This series is sort of a public learning engagement. In fact, I think I am far too ignorant about Nigeria’s history. I am reading about Nigeria to enable me ask the right or appropriate questions. Yes. I want to be able to ask more appropriate questions by the end of this series. We find more effective solutions by asking the right questions.
Follow-up on the series in case you missed the introduction: Reading Nigeria 1
Dear Fellow,
A good evening to you. I hope your week started well.
I have commenced reading What Britain Did to Nigeria by Max Siollun. However, I have been unable to spend up to one hour and thirty minutes with the book since commencement. I have been quite busy lately.
Without further ado, let’s move on.
Into the Book
The following is an excerpt from the book’s introduction:
Nigeria’s colonial history matters because Nigeria matters. When the country became independent in 1960, the British Empire shrank by more than 50 per cent and Africa’s independent population doubled. . . . Nigeria is one of the few formerly colonised nations whose people view their country’s colonial era as a golden age. . . . To some extent Nigerians bear the blame of not presenting alternative narratives of colonialism and for allowing the British accounts become the standard version of their history. . . . Defenders of the British Empire compare it with other empires, and point out that it was not uniquely brutal, that violence was a central feature of all colonising nations, and that modern citizens to feel guilt for the actions of their ancestors. . . . This book will discuss British colonialism in one country and demonstrate that modern Nigeria’s character and problems are not organic and did not arise in vacuum. Britain made it what it was. Accounts of Nigeria tend to jump straight to the seminal dates of 1914 (the year it was created) or 1960 (the year it gained independence), yet the core foundational ingredients of Nigeria’s existence and problems were laid before and between these dates. . . . Hopefully this book will . . . demostrate that, to some extent, colonialism made Nigeria a copy-and-paste version of Britain.
Thought-provoking statements there, right?

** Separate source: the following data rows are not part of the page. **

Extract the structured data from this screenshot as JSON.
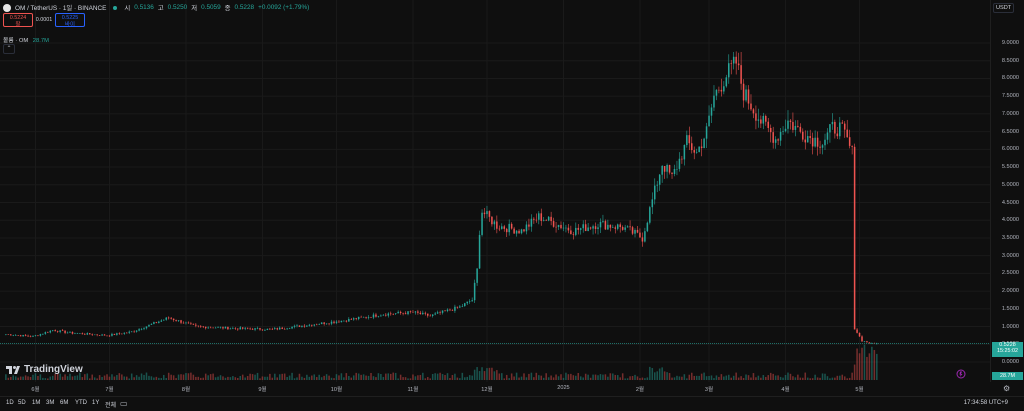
{
  "header": {
    "symbol": "OM / TetherUS · 1일 · BINANCE",
    "open_label": "시",
    "open": "0.5136",
    "high_label": "고",
    "high": "0.5250",
    "low_label": "저",
    "low": "0.5059",
    "close_label": "종",
    "close": "0.5228",
    "change": "+0.0092 (+1.79%)",
    "sell_price": "0.5224",
    "sell_label": "팔",
    "spread": "0.0001",
    "buy_price": "0.5225",
    "buy_label": "바이"
  },
  "volume_legend": {
    "label": "볼륨 · OM",
    "value": "28.7M"
  },
  "currency": "USDT",
  "last_price": {
    "value": "0.5228",
    "countdown": "15:25:02"
  },
  "volume_badge": "28.7M",
  "logo_text": "TradingView",
  "bottom_bar": {
    "ranges": [
      "1D",
      "5D",
      "1M",
      "3M",
      "6M",
      "YTD",
      "1Y",
      "전체"
    ],
    "time": "17:34:58 UTC+9"
  },
  "colors": {
    "up": "#26a69a",
    "down": "#ef5350",
    "background": "#0f0f0f"
  },
  "chart_data": {
    "type": "candlestick",
    "title": "OM / TetherUS · 1일 · BINANCE",
    "xlabel": "",
    "ylabel": "",
    "ylim": [
      -0.2,
      9.5
    ],
    "y_ticks": [
      "9.0000",
      "8.5000",
      "8.0000",
      "7.5000",
      "7.0000",
      "6.5000",
      "6.0000",
      "5.5000",
      "5.0000",
      "4.5000",
      "4.0000",
      "3.5000",
      "3.0000",
      "2.5000",
      "2.0000",
      "1.5000",
      "1.0000",
      "0.5000",
      "0.0000"
    ],
    "x_ticks": [
      "6월",
      "7월",
      "8월",
      "9월",
      "10월",
      "11월",
      "12월",
      "2025",
      "2월",
      "3월",
      "4월",
      "5월"
    ],
    "grid": true,
    "series": [
      {
        "name": "볼륨 · OM",
        "type": "volume"
      }
    ],
    "anchors_close": [
      [
        "2024-05-20",
        0.78
      ],
      [
        "2024-05-31",
        0.72
      ],
      [
        "2024-06-08",
        0.9
      ],
      [
        "2024-06-15",
        0.82
      ],
      [
        "2024-06-30",
        0.75
      ],
      [
        "2024-07-10",
        0.85
      ],
      [
        "2024-07-25",
        1.25
      ],
      [
        "2024-08-05",
        1.0
      ],
      [
        "2024-08-20",
        0.95
      ],
      [
        "2024-09-05",
        0.92
      ],
      [
        "2024-09-20",
        1.05
      ],
      [
        "2024-10-05",
        1.18
      ],
      [
        "2024-10-20",
        1.35
      ],
      [
        "2024-11-01",
        1.4
      ],
      [
        "2024-11-08",
        1.3
      ],
      [
        "2024-11-20",
        1.55
      ],
      [
        "2024-11-25",
        1.75
      ],
      [
        "2024-11-27",
        2.6
      ],
      [
        "2024-11-28",
        3.7
      ],
      [
        "2024-11-29",
        4.25
      ],
      [
        "2024-12-05",
        3.85
      ],
      [
        "2024-12-15",
        3.7
      ],
      [
        "2024-12-22",
        4.1
      ],
      [
        "2025-01-05",
        3.7
      ],
      [
        "2025-01-15",
        3.9
      ],
      [
        "2025-01-25",
        3.8
      ],
      [
        "2025-02-02",
        3.5
      ],
      [
        "2025-02-05",
        4.3
      ],
      [
        "2025-02-10",
        5.6
      ],
      [
        "2025-02-14",
        5.2
      ],
      [
        "2025-02-20",
        6.2
      ],
      [
        "2025-02-24",
        5.9
      ],
      [
        "2025-02-28",
        6.5
      ],
      [
        "2025-03-03",
        7.5
      ],
      [
        "2025-03-08",
        8.1
      ],
      [
        "2025-03-12",
        8.45
      ],
      [
        "2025-03-15",
        7.6
      ],
      [
        "2025-03-22",
        6.8
      ],
      [
        "2025-03-28",
        6.3
      ],
      [
        "2025-04-02",
        6.8
      ],
      [
        "2025-04-07",
        6.5
      ],
      [
        "2025-04-12",
        6.3
      ],
      [
        "2025-04-16",
        6.2
      ],
      [
        "2025-04-20",
        6.6
      ],
      [
        "2025-04-23",
        6.6
      ],
      [
        "2025-04-25",
        6.4
      ],
      [
        "2025-04-28",
        5.9
      ],
      [
        "2025-04-29",
        0.95
      ],
      [
        "2025-05-02",
        0.6
      ],
      [
        "2025-05-06",
        0.52
      ],
      [
        "2025-05-08",
        0.5228
      ]
    ],
    "last": {
      "open": 0.5136,
      "high": 0.525,
      "low": 0.5059,
      "close": 0.5228
    }
  }
}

I was drawn to this book simply because a review stated that it hints at some historical links to Nigeria’s current problems.
Today’s Convo
Recall, I mentioned in the intro that ‘I will share questions inspired by my reading.’ The following are today’s questions to set the ball rolling.

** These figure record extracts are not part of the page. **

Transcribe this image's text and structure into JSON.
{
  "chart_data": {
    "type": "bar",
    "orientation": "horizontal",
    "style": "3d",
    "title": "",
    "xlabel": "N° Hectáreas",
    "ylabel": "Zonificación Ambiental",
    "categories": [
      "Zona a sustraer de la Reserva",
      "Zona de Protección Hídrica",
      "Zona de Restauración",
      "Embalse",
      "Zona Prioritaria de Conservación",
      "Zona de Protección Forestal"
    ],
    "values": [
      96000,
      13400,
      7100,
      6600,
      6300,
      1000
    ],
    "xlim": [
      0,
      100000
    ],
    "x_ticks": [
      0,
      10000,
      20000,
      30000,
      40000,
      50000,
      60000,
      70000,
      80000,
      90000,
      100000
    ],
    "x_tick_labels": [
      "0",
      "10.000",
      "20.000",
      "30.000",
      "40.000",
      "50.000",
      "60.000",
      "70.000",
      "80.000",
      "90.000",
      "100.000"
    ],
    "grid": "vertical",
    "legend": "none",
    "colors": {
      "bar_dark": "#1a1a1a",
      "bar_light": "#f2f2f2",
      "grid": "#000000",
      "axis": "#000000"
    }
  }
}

Will it benefit us as a country if we commit to writing “alternative narratives” of our colonialism history? Yes, or No; how and why?

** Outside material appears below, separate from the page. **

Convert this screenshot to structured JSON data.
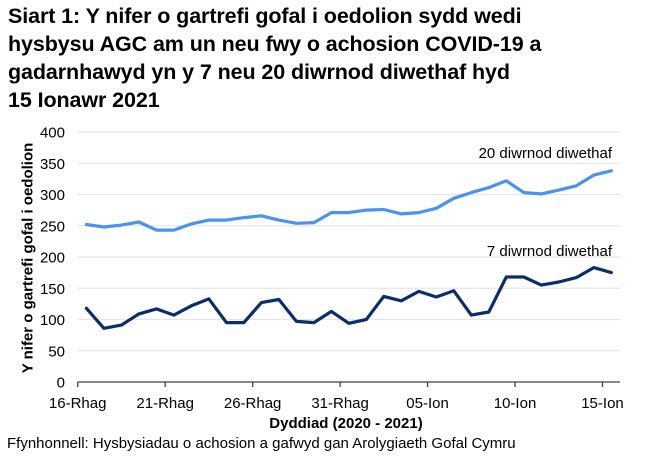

Siollun writes: ‘Nigerian schoolchildren are often taught that “Mungo Park discovered the River Niger”. Yet, it had been known to millions of Africans who lived close to the river, fished in it, or sailed on it for centuries before Park’s arrival’ (p. 16). How terrible is this instruction to Nigerian schoolchildren and the entire continent? Is it that the natives did not have a name for the “River Niger” or that the rule states that the person who popularise it decides the name? Or is this another case where the storyteller is the master?
Kindly share your thoughts in the comment, Fellow.
The Story Teller is the master. Always the master.
I was at a training recently and all the materials we used was in American context meaning it's an American material. The facilitators kept saying, "even though these materials are not from here but these are what we are face with on a daily basis here too".
After the training, I had to ask, "if you kept saying these are what we are also face with here, then how comes you are not contextualizing the material to us for better comprehension and easy to relate with"?. As an organization don't you think it's high time you document such cases to be used here and even abroad?
Must we always wait for these "white people to document things for us"? Why can't we also tell our stories. Why are we not proud of telling our story, history and documenting events that has to do with us?
Nobody could answer me and then the most senior facilitator answered eventually that they will see to that🤷.
Tongjal, this is one of our problems in Africa, we are not proud of our heritage enough to tell the world about it nor document it for the future. Our inferiority complex will always tell us that we are not good enough or our history Is not worth hearing and the white man will come and see everything good with it and help us document them and ofcourse giving credit to himself😢.